If you look closely at the script you’ll discover that it doesn’t delete snapshots that fall outside the cycle length straight away, but instead renames them to #{snapshot_dir}.spillover. This makes it easy to “chain” snapshot scripts and have a less frequently run version (e.g. the “daily backup”) use the spillover directory as its backup root without having to know about the cycle length used by the more frequently run instance (e.g. the “hourly backup”).
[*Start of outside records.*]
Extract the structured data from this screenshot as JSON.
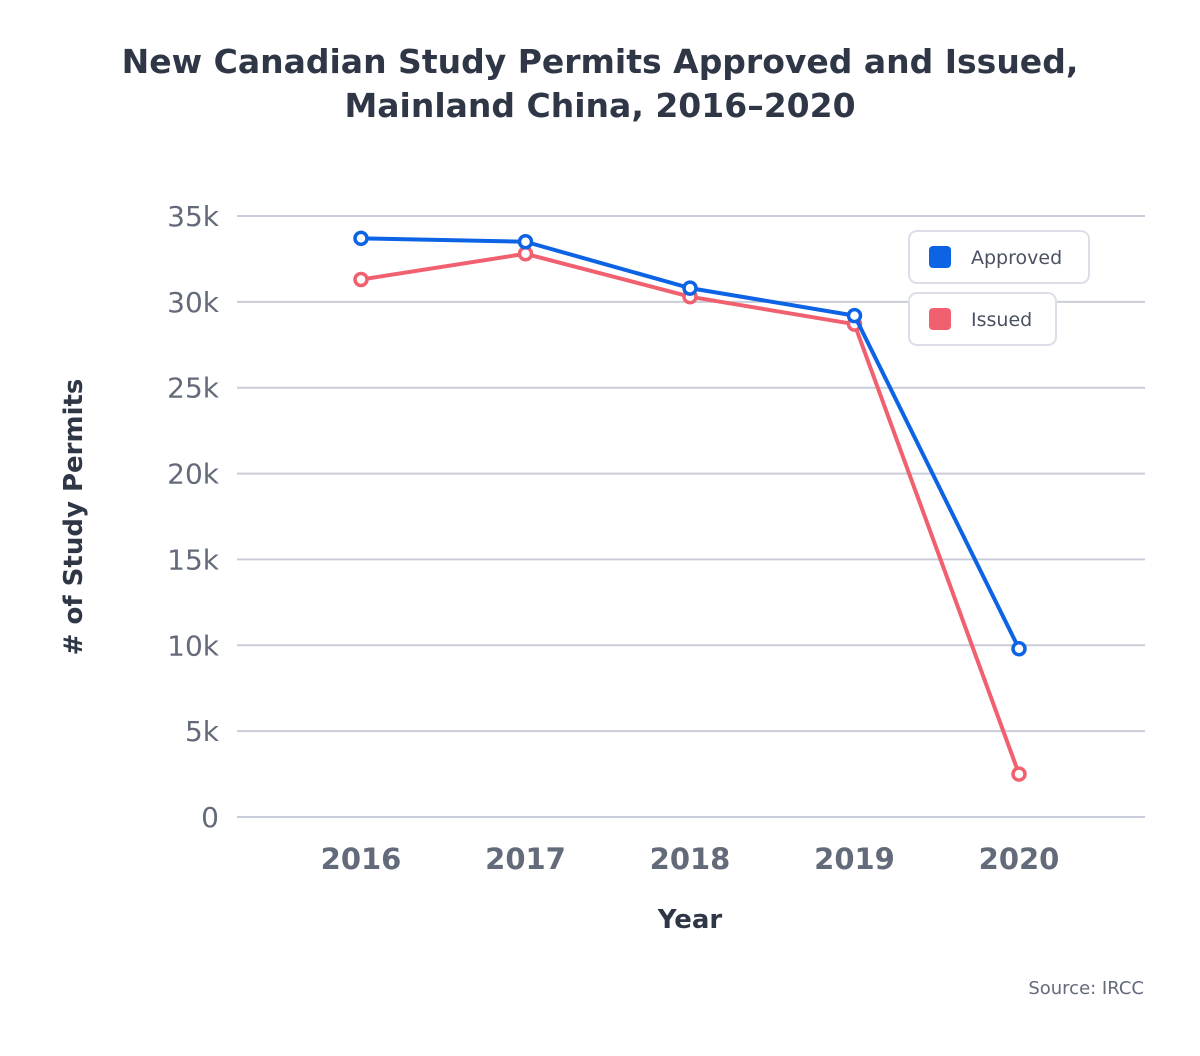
{
  "title_line1": "New Canadian Study Permits Approved and Issued,",
  "title_line2": "Mainland China, 2016–2020",
  "source": "Source: IRCC",
  "colors": {
    "approved": "#0c63e4",
    "issued": "#f0606f",
    "grid": "#c9ccd9",
    "tick_text": "#636a7a",
    "axis_title": "#2f3747"
  },
  "chart_data": {
    "type": "line",
    "xlabel": "Year",
    "ylabel": "# of Study Permits",
    "categories": [
      "2016",
      "2017",
      "2018",
      "2019",
      "2020"
    ],
    "ylim": [
      0,
      35000
    ],
    "yticks": [
      0,
      5000,
      10000,
      15000,
      20000,
      25000,
      30000,
      35000
    ],
    "ytick_labels": [
      "0",
      "5k",
      "10k",
      "15k",
      "20k",
      "25k",
      "30k",
      "35k"
    ],
    "grid": true,
    "legend_position": "top-right",
    "series": [
      {
        "name": "Approved",
        "values": [
          33700,
          33500,
          30800,
          29200,
          9800
        ]
      },
      {
        "name": "Issued",
        "values": [
          31300,
          32800,
          30300,
          28700,
          2500
        ]
      }
    ]
  }
}
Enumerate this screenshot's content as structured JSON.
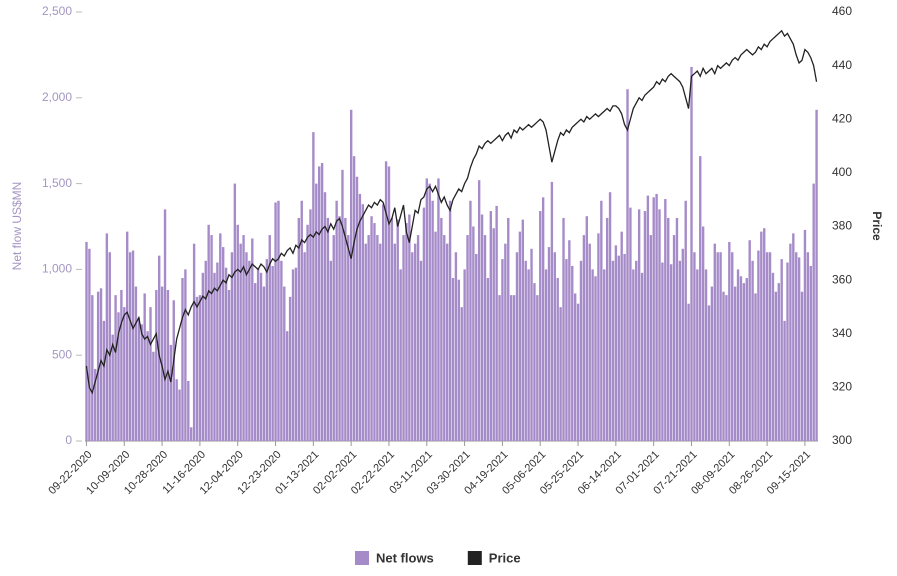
{
  "chart_data": {
    "type": "bar",
    "y_label": "Net flow US$MN",
    "y2_label": "Price",
    "ylim": [
      0,
      2500
    ],
    "yticks": [
      0,
      500,
      {
        "value": 1000,
        "label": "1,000"
      },
      {
        "value": 1500,
        "label": "1,500"
      },
      {
        "value": 2000,
        "label": "2,000"
      },
      {
        "value": 2500,
        "label": "2,500"
      }
    ],
    "y2lim": [
      300,
      460
    ],
    "y2ticks": [
      300,
      320,
      340,
      360,
      380,
      400,
      420,
      440,
      460
    ],
    "legend": "bottom",
    "categories": [
      "09-22-2020",
      null,
      null,
      null,
      null,
      null,
      null,
      null,
      null,
      null,
      null,
      null,
      null,
      "10-09-2020",
      null,
      null,
      null,
      null,
      null,
      null,
      null,
      null,
      null,
      null,
      null,
      null,
      "10-28-2020",
      null,
      null,
      null,
      null,
      null,
      null,
      null,
      null,
      null,
      null,
      null,
      null,
      "11-16-2020",
      null,
      null,
      null,
      null,
      null,
      null,
      null,
      null,
      null,
      null,
      null,
      null,
      "12-04-2020",
      null,
      null,
      null,
      null,
      null,
      null,
      null,
      null,
      null,
      null,
      null,
      null,
      "12-23-2020",
      null,
      null,
      null,
      null,
      null,
      null,
      null,
      null,
      null,
      null,
      null,
      null,
      "01-13-2021",
      null,
      null,
      null,
      null,
      null,
      null,
      null,
      null,
      null,
      null,
      null,
      null,
      "02-02-2021",
      null,
      null,
      null,
      null,
      null,
      null,
      null,
      null,
      null,
      null,
      null,
      null,
      "02-22-2021",
      null,
      null,
      null,
      null,
      null,
      null,
      null,
      null,
      null,
      null,
      null,
      null,
      "03-11-2021",
      null,
      null,
      null,
      null,
      null,
      null,
      null,
      null,
      null,
      null,
      null,
      null,
      "03-30-2021",
      null,
      null,
      null,
      null,
      null,
      null,
      null,
      null,
      null,
      null,
      null,
      null,
      "04-19-2021",
      null,
      null,
      null,
      null,
      null,
      null,
      null,
      null,
      null,
      null,
      null,
      null,
      "05-06-2021",
      null,
      null,
      null,
      null,
      null,
      null,
      null,
      null,
      null,
      null,
      null,
      null,
      "05-25-2021",
      null,
      null,
      null,
      null,
      null,
      null,
      null,
      null,
      null,
      null,
      null,
      null,
      "06-14-2021",
      null,
      null,
      null,
      null,
      null,
      null,
      null,
      null,
      null,
      null,
      null,
      null,
      "07-01-2021",
      null,
      null,
      null,
      null,
      null,
      null,
      null,
      null,
      null,
      null,
      null,
      null,
      "07-21-2021",
      null,
      null,
      null,
      null,
      null,
      null,
      null,
      null,
      null,
      null,
      null,
      null,
      "08-09-2021",
      null,
      null,
      null,
      null,
      null,
      null,
      null,
      null,
      null,
      null,
      null,
      null,
      "08-26-2021",
      null,
      null,
      null,
      null,
      null,
      null,
      null,
      null,
      null,
      null,
      null,
      null,
      "09-15-2021",
      null,
      null,
      null,
      null
    ],
    "series": [
      {
        "name": "Net flows",
        "type": "bar",
        "color": "#a68bc9",
        "axis": "y",
        "values": [
          1160,
          1120,
          850,
          420,
          870,
          890,
          700,
          1210,
          1100,
          620,
          850,
          750,
          880,
          780,
          1220,
          1100,
          1110,
          900,
          720,
          680,
          860,
          640,
          780,
          520,
          880,
          1080,
          900,
          1350,
          880,
          560,
          820,
          360,
          300,
          950,
          1000,
          350,
          80,
          1150,
          840,
          850,
          980,
          1050,
          1260,
          1200,
          980,
          1040,
          1210,
          1130,
          1010,
          880,
          1100,
          1500,
          1260,
          1150,
          1200,
          1100,
          1050,
          1180,
          920,
          1000,
          980,
          900,
          1060,
          1200,
          1020,
          1390,
          1400,
          1050,
          900,
          640,
          840,
          1000,
          1010,
          1300,
          1400,
          1100,
          1260,
          1350,
          1800,
          1500,
          1600,
          1620,
          1450,
          1300,
          1050,
          1200,
          1400,
          1310,
          1580,
          1300,
          1200,
          1930,
          1660,
          1540,
          1440,
          1380,
          1150,
          1200,
          1310,
          1270,
          1200,
          1150,
          1380,
          1630,
          1600,
          1300,
          1150,
          1290,
          1000,
          1200,
          1270,
          1320,
          1100,
          1150,
          1200,
          1050,
          1360,
          1530,
          1500,
          1400,
          1220,
          1530,
          1300,
          1200,
          1150,
          1400,
          950,
          1100,
          940,
          780,
          1000,
          1200,
          1400,
          1250,
          1090,
          1520,
          1320,
          1200,
          950,
          1340,
          1240,
          1370,
          850,
          1060,
          1150,
          1300,
          850,
          850,
          1100,
          1220,
          1290,
          1050,
          1000,
          1120,
          920,
          850,
          1340,
          1420,
          1000,
          1130,
          1510,
          1100,
          950,
          780,
          1300,
          1060,
          1170,
          1020,
          860,
          800,
          1050,
          1200,
          1310,
          1150,
          1000,
          960,
          1210,
          1400,
          1000,
          1300,
          1450,
          1050,
          1140,
          1080,
          1220,
          1090,
          2050,
          1360,
          1000,
          1050,
          1350,
          980,
          1340,
          1430,
          1200,
          1420,
          1440,
          1350,
          1040,
          1410,
          1300,
          1030,
          1200,
          1300,
          1050,
          1120,
          1400,
          800,
          2180,
          1100,
          1000,
          1660,
          1250,
          1000,
          790,
          900,
          1150,
          1100,
          1100,
          870,
          850,
          1160,
          1100,
          900,
          1000,
          960,
          920,
          950,
          1170,
          1050,
          860,
          1110,
          1220,
          1240,
          1100,
          1100,
          980,
          870,
          920,
          1060,
          700,
          1040,
          1150,
          1210,
          1100,
          1070,
          870,
          1230,
          1100,
          1020,
          1500,
          1930
        ]
      },
      {
        "name": "Price",
        "type": "line",
        "color": "#222222",
        "axis": "y2",
        "values": [
          328,
          320,
          318,
          322,
          326,
          330,
          328,
          334,
          332,
          336,
          333,
          340,
          344,
          347,
          348,
          345,
          342,
          344,
          346,
          340,
          338,
          339,
          336,
          338,
          340,
          332,
          328,
          323,
          326,
          322,
          330,
          338,
          342,
          346,
          349,
          347,
          350,
          352,
          350,
          352,
          354,
          353,
          356,
          355,
          357,
          356,
          358,
          360,
          359,
          362,
          361,
          363,
          364,
          363,
          365,
          362,
          364,
          366,
          365,
          364,
          366,
          365,
          363,
          366,
          368,
          367,
          368,
          370,
          369,
          371,
          372,
          370,
          373,
          372,
          375,
          374,
          376,
          377,
          376,
          378,
          377,
          379,
          380,
          378,
          381,
          379,
          382,
          383,
          380,
          376,
          372,
          368,
          374,
          379,
          382,
          384,
          386,
          388,
          387,
          389,
          388,
          390,
          389,
          385,
          381,
          383,
          387,
          380,
          384,
          388,
          378,
          374,
          380,
          386,
          385,
          390,
          391,
          394,
          395,
          393,
          395,
          392,
          389,
          391,
          388,
          386,
          390,
          392,
          394,
          393,
          396,
          398,
          402,
          405,
          407,
          410,
          409,
          411,
          412,
          411,
          412,
          413,
          414,
          412,
          414,
          415,
          413,
          416,
          415,
          417,
          416,
          417,
          418,
          417,
          418,
          419,
          420,
          419,
          416,
          410,
          404,
          408,
          412,
          415,
          414,
          416,
          415,
          417,
          418,
          419,
          420,
          419,
          421,
          420,
          421,
          422,
          421,
          422,
          423,
          424,
          423,
          425,
          425,
          424,
          422,
          418,
          416,
          420,
          424,
          426,
          428,
          427,
          429,
          430,
          431,
          432,
          434,
          433,
          435,
          434,
          436,
          437,
          436,
          435,
          434,
          432,
          428,
          424,
          436,
          437,
          438,
          436,
          439,
          437,
          438,
          439,
          437,
          440,
          439,
          440,
          441,
          440,
          442,
          443,
          442,
          444,
          445,
          446,
          445,
          444,
          445,
          447,
          446,
          448,
          447,
          449,
          450,
          451,
          452,
          453,
          451,
          452,
          450,
          448,
          444,
          441,
          442,
          446,
          445,
          443,
          440,
          434
        ]
      }
    ]
  }
}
When the script runs it places each snapshot inside the target directory. The names of the snapshots are derived from the base name of the cycle definition file and the snapshot number. So, if the cycle file is called ‘daily.cycle’ and the target directory is ‘snapshots’, then we’ll end up with
snapshots | +-- daily.0 +-- daily.1 +-- daily.2
and so on.
The beauty of this approach is that if I need to find a certain file in the backup root, then I simply cd into the snapshot taken closest to the point-in-time I’m interested in and search for it there. I won’t have to deal with incremental restores or the like — each snapshot directory will appear to contain the entire file tree rooted in the backup root as it appeared at the moment the snapshot was generated.
Next stop: moving to ZFS and it’s built-in snapshot facilities.